Pero la serie siguió, y Brubaker se quedó varios números más (hasta el 37, si no me equivoco). De hecho tengo ahí esperándome el Vol.4 (que voy a leer a más tardar el mes que viene, porque ni en pedo banco casi un año más para entrarle) en el que no creo que tengamos un cierre definitivo, precisamente porque el guionista sigue adelante. Recién este mes salió en EEUU un TPB que reedita el último año de Brubaker al frente de esta serie, y por supuesto me propongo capturarlo, a ver cómo termina este vailosísimo ejemplo de comic de autor dentro del mainstream.
En materia de dibujantes, en el arco más extenso lo tenemos al maestro británico Cameron Stewart, que se ajusta muy bien a esa onda “cartoon noir” que se había impuesto desde que Darwyn Cooke tocara a esta serie con la varita mágica.
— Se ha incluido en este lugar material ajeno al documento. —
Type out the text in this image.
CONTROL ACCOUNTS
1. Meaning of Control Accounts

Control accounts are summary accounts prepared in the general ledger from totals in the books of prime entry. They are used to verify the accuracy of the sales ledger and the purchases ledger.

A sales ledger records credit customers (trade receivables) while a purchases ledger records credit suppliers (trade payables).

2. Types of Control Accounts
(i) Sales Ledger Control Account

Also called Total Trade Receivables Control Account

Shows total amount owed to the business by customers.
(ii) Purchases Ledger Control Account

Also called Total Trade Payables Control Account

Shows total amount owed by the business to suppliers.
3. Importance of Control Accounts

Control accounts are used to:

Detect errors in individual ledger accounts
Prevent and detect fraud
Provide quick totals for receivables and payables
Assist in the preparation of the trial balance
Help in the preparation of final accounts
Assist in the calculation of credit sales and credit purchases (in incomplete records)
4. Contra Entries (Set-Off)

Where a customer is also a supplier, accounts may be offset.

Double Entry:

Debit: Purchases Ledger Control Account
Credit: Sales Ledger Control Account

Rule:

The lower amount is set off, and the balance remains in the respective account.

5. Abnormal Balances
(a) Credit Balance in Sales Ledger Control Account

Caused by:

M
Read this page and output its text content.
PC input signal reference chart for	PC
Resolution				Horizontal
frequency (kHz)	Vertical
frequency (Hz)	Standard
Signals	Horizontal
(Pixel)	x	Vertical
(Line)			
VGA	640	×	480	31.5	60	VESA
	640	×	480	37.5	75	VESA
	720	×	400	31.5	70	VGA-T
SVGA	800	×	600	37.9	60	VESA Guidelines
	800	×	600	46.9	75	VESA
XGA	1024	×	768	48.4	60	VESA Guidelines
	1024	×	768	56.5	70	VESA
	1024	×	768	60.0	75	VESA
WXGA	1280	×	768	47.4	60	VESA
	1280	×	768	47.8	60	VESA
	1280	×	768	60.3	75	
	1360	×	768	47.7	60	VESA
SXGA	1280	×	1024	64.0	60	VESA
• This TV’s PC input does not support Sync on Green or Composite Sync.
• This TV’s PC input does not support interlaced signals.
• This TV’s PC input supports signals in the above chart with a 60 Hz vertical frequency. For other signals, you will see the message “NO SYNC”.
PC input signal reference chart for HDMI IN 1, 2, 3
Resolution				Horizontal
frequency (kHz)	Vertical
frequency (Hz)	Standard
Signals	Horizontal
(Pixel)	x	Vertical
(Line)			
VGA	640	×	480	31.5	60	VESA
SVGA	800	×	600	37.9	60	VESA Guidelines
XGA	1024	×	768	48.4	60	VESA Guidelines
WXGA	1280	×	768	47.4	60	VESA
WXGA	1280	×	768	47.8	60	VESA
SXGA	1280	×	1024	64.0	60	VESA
Acá hay escenas muy truculentas, muy oscuras, y el dibujo de Stewart no las ablanda ni las suaviza para nada. Lo más notable son los recursos narrativos del británico, que se manda páginas de 14, 15 y hasta 16 cuadros (obviamente muy chiquitos), que le permiten plasmar la acción de un modo muy compacto, muy controlado, como un mecanismo de relojería, aceitado e infalible. Un gran trabajo de Stewart, a quien complementan Mike Manley en algunas tintas y el gran Matt Hollingsworth en el color.
Para el arco más breve, en cambio, tenemos al español Javier Pulido, en un estilo muy distinto al que le vimos (por ejemplo) en Human Target. Esta vez, Pulido apuesta por el minimalismo, por un trazo limpísimo, casi sin mancha negra, una línea despojada, lograda con un pincel muy libre, muy suelto, que se parece más a las historietas de la revista Cairo que a los comics de DC. Hay cosas de Dupuy y Berberian, de Montesol y hasta de Bartolomé Seguí. Me imagino que los lectores yankis deben haber dicho “¿qué carajo es esto?!?” y el coordinador habrá dicho “Muy lindo, pero no lo hagas más”. De hecho, en el tercer y último episodio, que es cuando el guión se pone más sombrío y más noir, Pulido mantiene la línea clara en algunas escenas y en otras se tira con todo al claroscuro, con la misma soltura en el pincel, pero bien cargado de tinta, sin mezquinar manchas negras. El resultado es raro para un comic “de superhéroes”, pero visualmente exquisito.
Vamos pronto con el Vol.4, y a buscar el tercer tomo de la nueva edición, la que llega hasta el final de la inolvidable Era Brubaker.